Zaranyzerak 3 days ago
ok i forgive old films, but my biggest rant is to the ******* producers that add film grain to make it look 'filmy'.... why the heck resort to old-school imitation when you can have a clean crisp non-film digital image.. "The look they wanted"........was the movie 300 shot with film? coz it looks like fucking shit.
Amirichi 4 weeks ago
@Amirichi 300 was shot digitally, and had grain added in post production. It was completely intentional on the part of the director and cinematographer, as they wanted the film to have a grittier look. The way it looks on Blu-ray is 100% accurate to how it was made to look from the start, It's not just about having a crisp, clean digital image. It's about the look, feel and "texture" of the imagery that the director wants.
Zaranyzerak 3 weeks ago
I was reffering to Digital Grain that flashes/flickers, this is NOT film grain!

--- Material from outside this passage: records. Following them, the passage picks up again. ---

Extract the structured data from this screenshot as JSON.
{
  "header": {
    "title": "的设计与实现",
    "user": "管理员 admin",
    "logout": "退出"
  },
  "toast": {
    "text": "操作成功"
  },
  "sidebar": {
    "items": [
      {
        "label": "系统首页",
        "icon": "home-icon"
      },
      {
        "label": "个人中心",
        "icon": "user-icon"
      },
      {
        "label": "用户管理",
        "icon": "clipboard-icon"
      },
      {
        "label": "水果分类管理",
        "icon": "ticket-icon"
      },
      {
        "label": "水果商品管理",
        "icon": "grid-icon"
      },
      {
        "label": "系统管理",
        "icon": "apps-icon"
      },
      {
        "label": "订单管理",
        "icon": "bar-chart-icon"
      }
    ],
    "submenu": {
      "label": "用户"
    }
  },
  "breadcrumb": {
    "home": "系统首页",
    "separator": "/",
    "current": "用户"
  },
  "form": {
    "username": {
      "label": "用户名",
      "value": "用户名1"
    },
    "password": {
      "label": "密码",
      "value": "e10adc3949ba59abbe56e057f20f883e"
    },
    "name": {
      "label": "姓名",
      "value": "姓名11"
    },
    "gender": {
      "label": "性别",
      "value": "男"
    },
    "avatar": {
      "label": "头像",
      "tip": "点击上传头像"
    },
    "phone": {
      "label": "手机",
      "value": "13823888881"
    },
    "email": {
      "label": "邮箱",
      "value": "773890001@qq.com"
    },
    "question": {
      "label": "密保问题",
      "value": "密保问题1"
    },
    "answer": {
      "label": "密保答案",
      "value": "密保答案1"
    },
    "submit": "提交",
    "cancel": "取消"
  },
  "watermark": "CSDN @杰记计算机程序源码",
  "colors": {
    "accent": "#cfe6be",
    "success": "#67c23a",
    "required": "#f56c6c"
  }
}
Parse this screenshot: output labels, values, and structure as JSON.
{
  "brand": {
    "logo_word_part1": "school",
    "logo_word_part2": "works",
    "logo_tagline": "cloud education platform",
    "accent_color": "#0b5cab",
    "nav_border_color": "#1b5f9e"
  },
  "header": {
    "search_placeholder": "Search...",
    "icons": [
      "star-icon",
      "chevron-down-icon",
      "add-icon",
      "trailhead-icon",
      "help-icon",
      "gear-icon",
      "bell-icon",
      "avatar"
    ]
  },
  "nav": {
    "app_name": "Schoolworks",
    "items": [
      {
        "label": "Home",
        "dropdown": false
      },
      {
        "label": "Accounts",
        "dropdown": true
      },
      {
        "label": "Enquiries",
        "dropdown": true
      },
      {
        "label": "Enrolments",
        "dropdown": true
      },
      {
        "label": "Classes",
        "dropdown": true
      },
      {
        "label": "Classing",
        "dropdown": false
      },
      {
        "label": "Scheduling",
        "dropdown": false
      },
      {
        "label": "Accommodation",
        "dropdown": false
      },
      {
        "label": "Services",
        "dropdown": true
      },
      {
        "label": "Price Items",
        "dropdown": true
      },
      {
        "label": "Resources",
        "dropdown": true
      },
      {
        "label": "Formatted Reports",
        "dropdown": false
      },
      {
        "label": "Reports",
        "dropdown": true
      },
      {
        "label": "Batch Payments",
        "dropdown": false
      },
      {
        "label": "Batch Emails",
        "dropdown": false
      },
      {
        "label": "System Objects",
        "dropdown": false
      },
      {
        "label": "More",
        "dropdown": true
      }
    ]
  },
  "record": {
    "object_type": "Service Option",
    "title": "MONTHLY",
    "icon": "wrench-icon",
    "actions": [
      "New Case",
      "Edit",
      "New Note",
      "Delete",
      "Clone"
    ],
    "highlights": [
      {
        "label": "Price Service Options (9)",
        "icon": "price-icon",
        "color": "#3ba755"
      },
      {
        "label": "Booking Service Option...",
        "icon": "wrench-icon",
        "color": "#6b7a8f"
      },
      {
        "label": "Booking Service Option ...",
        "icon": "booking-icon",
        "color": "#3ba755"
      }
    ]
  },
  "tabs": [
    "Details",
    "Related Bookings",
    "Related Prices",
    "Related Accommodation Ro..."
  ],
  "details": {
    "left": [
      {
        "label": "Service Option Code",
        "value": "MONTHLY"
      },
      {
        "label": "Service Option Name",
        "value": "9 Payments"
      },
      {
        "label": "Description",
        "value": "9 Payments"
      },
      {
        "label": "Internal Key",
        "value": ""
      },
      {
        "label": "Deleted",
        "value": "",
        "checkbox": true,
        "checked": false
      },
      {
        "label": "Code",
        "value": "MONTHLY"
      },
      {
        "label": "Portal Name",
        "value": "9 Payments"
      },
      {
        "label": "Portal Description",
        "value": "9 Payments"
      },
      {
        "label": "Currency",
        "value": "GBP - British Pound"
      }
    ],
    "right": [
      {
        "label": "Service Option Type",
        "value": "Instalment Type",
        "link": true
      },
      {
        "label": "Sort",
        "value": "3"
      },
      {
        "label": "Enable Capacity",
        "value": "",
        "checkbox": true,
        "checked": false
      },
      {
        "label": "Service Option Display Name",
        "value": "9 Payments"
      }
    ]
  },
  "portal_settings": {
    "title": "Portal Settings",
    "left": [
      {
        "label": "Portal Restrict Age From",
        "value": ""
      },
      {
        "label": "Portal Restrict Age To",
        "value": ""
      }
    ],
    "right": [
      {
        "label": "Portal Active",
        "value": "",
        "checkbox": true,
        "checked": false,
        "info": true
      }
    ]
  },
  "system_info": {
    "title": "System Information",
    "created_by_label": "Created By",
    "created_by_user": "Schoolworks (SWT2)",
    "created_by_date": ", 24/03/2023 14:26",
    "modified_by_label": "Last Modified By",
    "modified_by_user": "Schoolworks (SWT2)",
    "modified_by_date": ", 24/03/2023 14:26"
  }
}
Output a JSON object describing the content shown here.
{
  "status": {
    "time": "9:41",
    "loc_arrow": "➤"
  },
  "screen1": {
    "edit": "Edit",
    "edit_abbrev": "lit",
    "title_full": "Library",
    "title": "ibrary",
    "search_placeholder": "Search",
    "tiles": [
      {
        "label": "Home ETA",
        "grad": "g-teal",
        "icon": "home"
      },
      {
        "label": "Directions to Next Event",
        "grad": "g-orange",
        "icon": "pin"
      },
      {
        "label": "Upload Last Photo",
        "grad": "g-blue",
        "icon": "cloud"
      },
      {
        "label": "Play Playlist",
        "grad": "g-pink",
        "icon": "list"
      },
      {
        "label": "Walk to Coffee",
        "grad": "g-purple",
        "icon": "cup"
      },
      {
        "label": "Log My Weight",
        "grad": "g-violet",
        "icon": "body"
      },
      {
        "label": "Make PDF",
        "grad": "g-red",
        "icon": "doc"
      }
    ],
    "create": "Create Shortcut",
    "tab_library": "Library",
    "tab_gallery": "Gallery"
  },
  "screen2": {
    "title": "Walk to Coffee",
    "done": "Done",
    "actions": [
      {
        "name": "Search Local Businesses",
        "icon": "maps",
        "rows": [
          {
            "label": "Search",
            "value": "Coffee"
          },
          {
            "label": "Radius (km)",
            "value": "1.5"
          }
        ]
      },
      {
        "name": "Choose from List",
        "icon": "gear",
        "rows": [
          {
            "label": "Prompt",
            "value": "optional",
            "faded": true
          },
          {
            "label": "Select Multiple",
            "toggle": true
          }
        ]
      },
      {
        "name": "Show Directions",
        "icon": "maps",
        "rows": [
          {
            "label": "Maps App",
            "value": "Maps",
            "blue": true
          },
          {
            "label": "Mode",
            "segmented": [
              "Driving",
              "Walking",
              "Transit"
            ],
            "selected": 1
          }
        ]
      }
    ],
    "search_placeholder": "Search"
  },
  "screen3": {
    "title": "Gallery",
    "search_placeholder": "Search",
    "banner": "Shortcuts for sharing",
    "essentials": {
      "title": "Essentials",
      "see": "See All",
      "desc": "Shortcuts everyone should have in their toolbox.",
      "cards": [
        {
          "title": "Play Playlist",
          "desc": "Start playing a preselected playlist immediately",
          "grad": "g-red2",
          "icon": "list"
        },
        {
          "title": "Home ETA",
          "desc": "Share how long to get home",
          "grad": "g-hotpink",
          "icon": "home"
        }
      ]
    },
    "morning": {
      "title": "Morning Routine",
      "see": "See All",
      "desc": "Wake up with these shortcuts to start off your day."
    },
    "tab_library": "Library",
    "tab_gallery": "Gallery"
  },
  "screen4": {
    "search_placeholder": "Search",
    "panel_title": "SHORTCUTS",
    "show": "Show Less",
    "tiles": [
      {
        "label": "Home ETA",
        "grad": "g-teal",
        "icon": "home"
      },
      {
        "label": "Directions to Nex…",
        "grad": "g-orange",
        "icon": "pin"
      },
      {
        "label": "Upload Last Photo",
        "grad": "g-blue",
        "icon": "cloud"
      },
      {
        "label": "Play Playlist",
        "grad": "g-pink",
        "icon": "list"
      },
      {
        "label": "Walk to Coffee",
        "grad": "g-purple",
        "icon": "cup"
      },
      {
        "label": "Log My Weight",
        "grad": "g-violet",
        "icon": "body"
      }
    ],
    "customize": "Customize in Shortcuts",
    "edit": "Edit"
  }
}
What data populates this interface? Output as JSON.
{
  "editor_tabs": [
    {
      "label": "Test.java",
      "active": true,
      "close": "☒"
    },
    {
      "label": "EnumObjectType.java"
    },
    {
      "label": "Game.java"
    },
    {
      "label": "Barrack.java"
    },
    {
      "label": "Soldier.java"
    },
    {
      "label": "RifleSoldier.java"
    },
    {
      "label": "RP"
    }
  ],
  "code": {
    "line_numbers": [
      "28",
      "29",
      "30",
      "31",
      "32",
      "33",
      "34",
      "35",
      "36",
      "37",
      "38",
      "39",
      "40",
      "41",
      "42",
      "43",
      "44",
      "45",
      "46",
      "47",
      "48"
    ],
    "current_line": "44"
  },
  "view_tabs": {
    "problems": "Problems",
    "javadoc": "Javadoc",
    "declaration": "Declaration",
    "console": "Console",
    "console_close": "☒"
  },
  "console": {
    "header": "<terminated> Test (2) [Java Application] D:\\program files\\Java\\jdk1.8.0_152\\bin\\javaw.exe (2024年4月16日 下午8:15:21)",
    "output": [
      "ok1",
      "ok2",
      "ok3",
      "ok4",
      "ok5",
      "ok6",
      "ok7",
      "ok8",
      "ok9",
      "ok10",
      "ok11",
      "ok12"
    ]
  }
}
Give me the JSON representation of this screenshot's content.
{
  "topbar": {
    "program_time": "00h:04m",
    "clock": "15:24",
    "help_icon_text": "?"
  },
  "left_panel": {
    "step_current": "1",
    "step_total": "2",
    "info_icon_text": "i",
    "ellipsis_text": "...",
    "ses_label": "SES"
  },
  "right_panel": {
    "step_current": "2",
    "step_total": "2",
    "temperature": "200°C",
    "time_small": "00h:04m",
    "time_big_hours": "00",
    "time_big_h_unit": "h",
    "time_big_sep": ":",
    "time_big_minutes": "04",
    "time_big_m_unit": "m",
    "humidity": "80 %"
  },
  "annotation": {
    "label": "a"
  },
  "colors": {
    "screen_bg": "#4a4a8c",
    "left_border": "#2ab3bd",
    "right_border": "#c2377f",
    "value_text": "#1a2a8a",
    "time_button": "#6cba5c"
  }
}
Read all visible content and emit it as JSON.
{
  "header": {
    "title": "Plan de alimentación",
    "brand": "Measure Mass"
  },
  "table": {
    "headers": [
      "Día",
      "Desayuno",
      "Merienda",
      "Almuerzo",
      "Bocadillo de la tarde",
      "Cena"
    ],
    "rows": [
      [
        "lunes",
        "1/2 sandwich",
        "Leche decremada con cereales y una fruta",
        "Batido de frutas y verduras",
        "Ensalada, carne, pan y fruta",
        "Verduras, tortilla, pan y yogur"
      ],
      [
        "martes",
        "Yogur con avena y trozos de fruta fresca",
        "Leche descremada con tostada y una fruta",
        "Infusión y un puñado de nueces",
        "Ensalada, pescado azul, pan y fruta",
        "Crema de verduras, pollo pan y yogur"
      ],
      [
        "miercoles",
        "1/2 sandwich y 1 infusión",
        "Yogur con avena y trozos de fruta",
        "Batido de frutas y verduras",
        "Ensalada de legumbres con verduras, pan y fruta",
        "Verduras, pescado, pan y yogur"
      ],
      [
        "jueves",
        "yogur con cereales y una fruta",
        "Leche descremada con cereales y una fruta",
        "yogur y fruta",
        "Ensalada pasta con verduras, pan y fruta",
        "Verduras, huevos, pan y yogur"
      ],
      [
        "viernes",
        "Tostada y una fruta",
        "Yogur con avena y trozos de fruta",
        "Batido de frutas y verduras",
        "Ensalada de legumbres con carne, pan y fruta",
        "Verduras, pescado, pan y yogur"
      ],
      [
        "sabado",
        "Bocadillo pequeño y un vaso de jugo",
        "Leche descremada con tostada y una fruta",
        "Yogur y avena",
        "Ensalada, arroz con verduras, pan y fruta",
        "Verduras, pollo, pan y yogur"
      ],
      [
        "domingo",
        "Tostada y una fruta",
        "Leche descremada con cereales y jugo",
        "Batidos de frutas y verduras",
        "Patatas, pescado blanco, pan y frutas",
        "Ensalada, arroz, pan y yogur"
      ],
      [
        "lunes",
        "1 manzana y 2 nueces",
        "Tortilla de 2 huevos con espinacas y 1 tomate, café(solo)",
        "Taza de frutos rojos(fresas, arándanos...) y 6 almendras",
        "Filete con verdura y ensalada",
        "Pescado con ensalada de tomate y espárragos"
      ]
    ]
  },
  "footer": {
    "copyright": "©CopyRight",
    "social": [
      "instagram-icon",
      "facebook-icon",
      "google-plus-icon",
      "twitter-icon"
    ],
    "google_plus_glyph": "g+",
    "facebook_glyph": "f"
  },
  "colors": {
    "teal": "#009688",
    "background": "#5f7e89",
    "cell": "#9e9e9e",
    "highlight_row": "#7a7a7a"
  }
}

MiniJanetOnTap 1 month ago
@MiniJanetOnTap Artificial grain is bad, yes. I have not seen Vamp on Blu-ray, so I can't comment on it. But natural film grain is wild and untamed, the behavior you describe sounds more like film grain than digital grain. Digital grain tends to be perfectly uniform. not random like that. I can't comment more on Vamp until I've actually seen it.